5.1. Tout contrat réalisé entre un PGO et un client, mandant ou sponsor lie les deux parties, qu’il

soit écrit ou verbal.

5.2. Les contrats avec des clients, mandants ou sponsors, qu’ils soient écrits ou verbaux, sont explicites pour ce qui est des honoraires, des dates de paiements, du lieu, des ruptures ou annulations d’activités par le client ou le PGO.

5.3. Tout changement qui touche aux conditions mentionnées ci-dessus requiert la renégociation du contrat d’origine.

6. La sécurité

6.1. Le PGO prendra toutes les mesures raisonnables pour s'assurer que le client ne souffre aucun dommage, ni physique ni psychologique, pendant ses interventions ou résultant de ses interventions.

6.2. Le PGO s’assure obligatoirement que son travail professionnel soit couvert de manière adéquate par une assurance appropriée.

7. Gestion du rôle du PGO dans la société 

7.1. Recherche

Le PGO est prêt à coopérer et à contribuer au travail de recherche qui est déterminant pour faire avancer le développement du travail professionnel et rend ses propres travaux de recherche accessibles à la communauté des PGOs. Dans tous ces cas, le respect de la confidentialité et des intérêts du client est primordial.

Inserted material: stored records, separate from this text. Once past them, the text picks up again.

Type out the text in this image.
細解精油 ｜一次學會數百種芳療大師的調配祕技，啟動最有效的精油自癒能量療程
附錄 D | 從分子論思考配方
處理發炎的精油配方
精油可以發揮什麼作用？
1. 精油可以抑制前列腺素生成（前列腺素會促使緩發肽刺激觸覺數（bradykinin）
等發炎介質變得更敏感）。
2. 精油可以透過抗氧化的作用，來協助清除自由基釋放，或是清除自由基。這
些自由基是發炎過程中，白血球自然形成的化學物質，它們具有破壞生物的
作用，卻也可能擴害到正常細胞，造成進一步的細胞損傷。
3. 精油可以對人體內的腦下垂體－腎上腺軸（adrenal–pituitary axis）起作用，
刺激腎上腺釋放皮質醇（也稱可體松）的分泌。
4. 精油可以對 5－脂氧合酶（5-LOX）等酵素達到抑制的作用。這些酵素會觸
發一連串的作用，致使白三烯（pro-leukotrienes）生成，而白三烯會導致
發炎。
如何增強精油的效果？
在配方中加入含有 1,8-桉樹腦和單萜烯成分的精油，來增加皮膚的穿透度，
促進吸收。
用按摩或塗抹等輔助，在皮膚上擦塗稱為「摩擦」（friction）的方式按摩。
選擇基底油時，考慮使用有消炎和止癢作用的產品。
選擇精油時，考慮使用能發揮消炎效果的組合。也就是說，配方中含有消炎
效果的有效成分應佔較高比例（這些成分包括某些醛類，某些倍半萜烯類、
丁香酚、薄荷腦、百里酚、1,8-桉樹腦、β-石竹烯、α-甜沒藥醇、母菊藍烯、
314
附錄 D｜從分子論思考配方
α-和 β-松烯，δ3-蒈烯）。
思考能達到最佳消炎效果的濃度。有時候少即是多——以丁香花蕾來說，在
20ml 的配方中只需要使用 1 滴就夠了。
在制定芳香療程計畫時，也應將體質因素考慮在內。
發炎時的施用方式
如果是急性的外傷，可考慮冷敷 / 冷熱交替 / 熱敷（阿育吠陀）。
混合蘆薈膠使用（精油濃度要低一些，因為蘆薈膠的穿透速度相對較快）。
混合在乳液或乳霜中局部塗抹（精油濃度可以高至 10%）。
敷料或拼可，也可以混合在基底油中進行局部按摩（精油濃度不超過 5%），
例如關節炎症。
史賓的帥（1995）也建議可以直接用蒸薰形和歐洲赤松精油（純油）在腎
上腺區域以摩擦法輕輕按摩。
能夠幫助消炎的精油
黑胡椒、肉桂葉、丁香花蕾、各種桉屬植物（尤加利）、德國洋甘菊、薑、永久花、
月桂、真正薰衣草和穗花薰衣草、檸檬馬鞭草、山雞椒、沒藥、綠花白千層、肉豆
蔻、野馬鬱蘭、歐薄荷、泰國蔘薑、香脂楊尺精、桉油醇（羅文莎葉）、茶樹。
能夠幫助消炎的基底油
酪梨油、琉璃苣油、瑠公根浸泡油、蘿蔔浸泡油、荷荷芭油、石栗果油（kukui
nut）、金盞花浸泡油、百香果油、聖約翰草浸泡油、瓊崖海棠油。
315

7.2. Dans ses propres travaux de recherche, le PGO observe les règles de respect du travail de ses collègues ; les droits d’auteur de tous les documents professionnels doivent être respectés.

7.3. Le PGO respecte les travaux des collègues, y compris en public, et s’abstient de remarques disqualifiantes sur d’autres modèles théoriques, écoles ou collègues dans ses différents engagements professionnels.
7.4. Les aspects politiques du travail en organisation.

Le PGO est conscient des implications sociales et politiques de son travail et des aspects sociaux et politiques qui font partie du contexte de ses clients ou systèmes clients et organisations.

7.5. Dans les cas où les conditions sont enfreintes, le PGO doit penser à signaler les infractions au comité d’éthique pour conseil.

8 La formation gestaltiste en organisation

 8.1. La formation doit informer ceux qui sont en apprentissage des développements théoriques, méthodologiques et techniques du travail en organisation en général et de l’approche gestaltiste en particulier, d’une façon objective et compréhensible. Les points de vue personnels des enseignants doivent être déclarés comme tels. Aucune fausse attente ne doit être suscitée, spécialement pour ce qui est de la reconnaissance officielle de la formation par les autorités et les lois nationales.

8.2. Les instituts de formation en Gestalt vérifieront les qualifications, attentes et aptitudes psychophysiques des candidats et fourniront des informations claires et complètes sur le cursus et les règlements internes.

8.3. Les instituts de formation en Gestalt garantiront la qualité de la formation à la fois au regard de la compétence spécifique des personnes qui enseignent et supervisent et au regard de la cohérence du cursus. Ils fourniront un contrôle interne pour vérifier la qualité de la formation et fourniront l’espace et le lieu pour la mise à jour et la comparaison des méthodologies d’enseignement.

8.4. Le PGO ne doit pas enseigner dans un institut qui ne respecte pas l’éthique des PGOs.

8.5. Les instituts de formation en Gestalt vérifieront périodiquement si un étudiant a atteint un niveau satisfaisant de formation pour être certifié comme PGO dans le futur et fourniront des structures appropriées et transparentes pour cela.

8.6. Les instituts de formation en Gestalt contrôleront et garantiront des standards appropriés personnels, didactiques, cliniques et scientifiques au sein de leur personnel de formateurs.

9 - Les conflits d’intérêts

9.1. Si le PGO se trouve en conflit entre plusieurs positions et exigences éthiques et ne peut résoudre ce conflit par lui-même/elle-même ou avec l’aide de la covision et de la supervision, il/elle s’adresse au comité d’éthique de son institut ou association professionnelle afin d’y trouver le soutien ou les consultations nécessaires.

9.2. Il peut être opportun de solliciter le soutien ou la consultation du comité éthique PGO de l’EAGT et de tenir ce comité informé.

10. Procédures judiciaires

10.1. Tout PGO membre de l’EAGT, condamné par une cour de justice pour un délit criminel ou qui a fait l'objet d'une action civile réussie par un(e) client(e), en informera le comité exécutif de l'EAGT.